The North's military said it would use a "more powerful and advanced" strike of its own if South Korea launches a pre-emptive strike.

"The puppet authorities (Seoul) had better bear in mind that the advanced pre-emptive strike of our own style will reduce everything... to debris, not just setting them on fire," it said in a statement carried by the state news agency, KCNA.

"It will turn out to be a just war... to build an independent reunified state on it."

The army of North Korea described its pre-emptive capability as "beyond imagination, relying on striking means more powerful than a nuclear weapon".

Japan's prime minister said Tuesday that North Korean leader Kim Jong-Il is probably in hospital but able to make decisions.

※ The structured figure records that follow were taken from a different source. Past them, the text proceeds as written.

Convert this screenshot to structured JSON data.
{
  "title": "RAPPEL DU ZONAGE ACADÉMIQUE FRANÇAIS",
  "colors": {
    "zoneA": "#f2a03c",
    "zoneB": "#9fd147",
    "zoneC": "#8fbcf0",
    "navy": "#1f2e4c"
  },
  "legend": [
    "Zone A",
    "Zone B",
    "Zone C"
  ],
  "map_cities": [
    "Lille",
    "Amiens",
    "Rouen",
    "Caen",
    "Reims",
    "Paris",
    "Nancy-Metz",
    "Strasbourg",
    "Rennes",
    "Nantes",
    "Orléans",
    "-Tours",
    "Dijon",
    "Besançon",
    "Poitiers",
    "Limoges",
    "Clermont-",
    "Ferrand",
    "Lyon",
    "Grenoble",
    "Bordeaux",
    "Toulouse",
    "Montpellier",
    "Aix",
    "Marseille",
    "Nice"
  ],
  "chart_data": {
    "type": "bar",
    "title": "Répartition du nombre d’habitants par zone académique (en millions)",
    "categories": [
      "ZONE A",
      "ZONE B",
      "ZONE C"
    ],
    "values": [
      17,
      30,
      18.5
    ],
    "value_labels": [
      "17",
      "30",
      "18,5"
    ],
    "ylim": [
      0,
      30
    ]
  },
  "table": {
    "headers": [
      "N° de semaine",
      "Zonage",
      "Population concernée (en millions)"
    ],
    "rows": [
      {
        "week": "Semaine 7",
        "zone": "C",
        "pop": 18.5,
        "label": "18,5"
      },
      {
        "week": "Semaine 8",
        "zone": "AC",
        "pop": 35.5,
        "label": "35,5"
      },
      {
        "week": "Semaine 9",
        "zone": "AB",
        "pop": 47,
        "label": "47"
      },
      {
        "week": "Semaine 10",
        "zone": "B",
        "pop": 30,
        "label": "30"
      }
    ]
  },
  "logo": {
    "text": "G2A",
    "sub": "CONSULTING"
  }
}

The state of Kim's health has fueled speculation ever since the dictator failed to appear at a parade marking the 60th anniversary of the Pyongyong regime in early September. He has reportedly suffered a stroke.

Citing intelligence reports, Prime Minister Taro Aso said that Kim's condition "isn't good" but that he is believed to be still capable of taking decisions.

"Our understanding is that if that were the case, we would be seeing different developments," he added.

Japan's Fuji Television on Monday showed footage of a man it claimed was Kim Jong-Nam, the eldest son of Kim Jong-Il, in Paris. It says he went to a Parisian hospital to meet a brain surgeon who is reported to have gone to Pyongyang.

Prime Minister Aso said they knew that "the French doctor flew to Beijing soon after meeting Kim Jong-Nam in Paris".

In other news, South Korea's  National Intelligence Service reports that a North Korean on Tuesday crossed the heavily protected border and defected to the South.

More than 14,000 North Koreans have fled since the end of the war in 1953.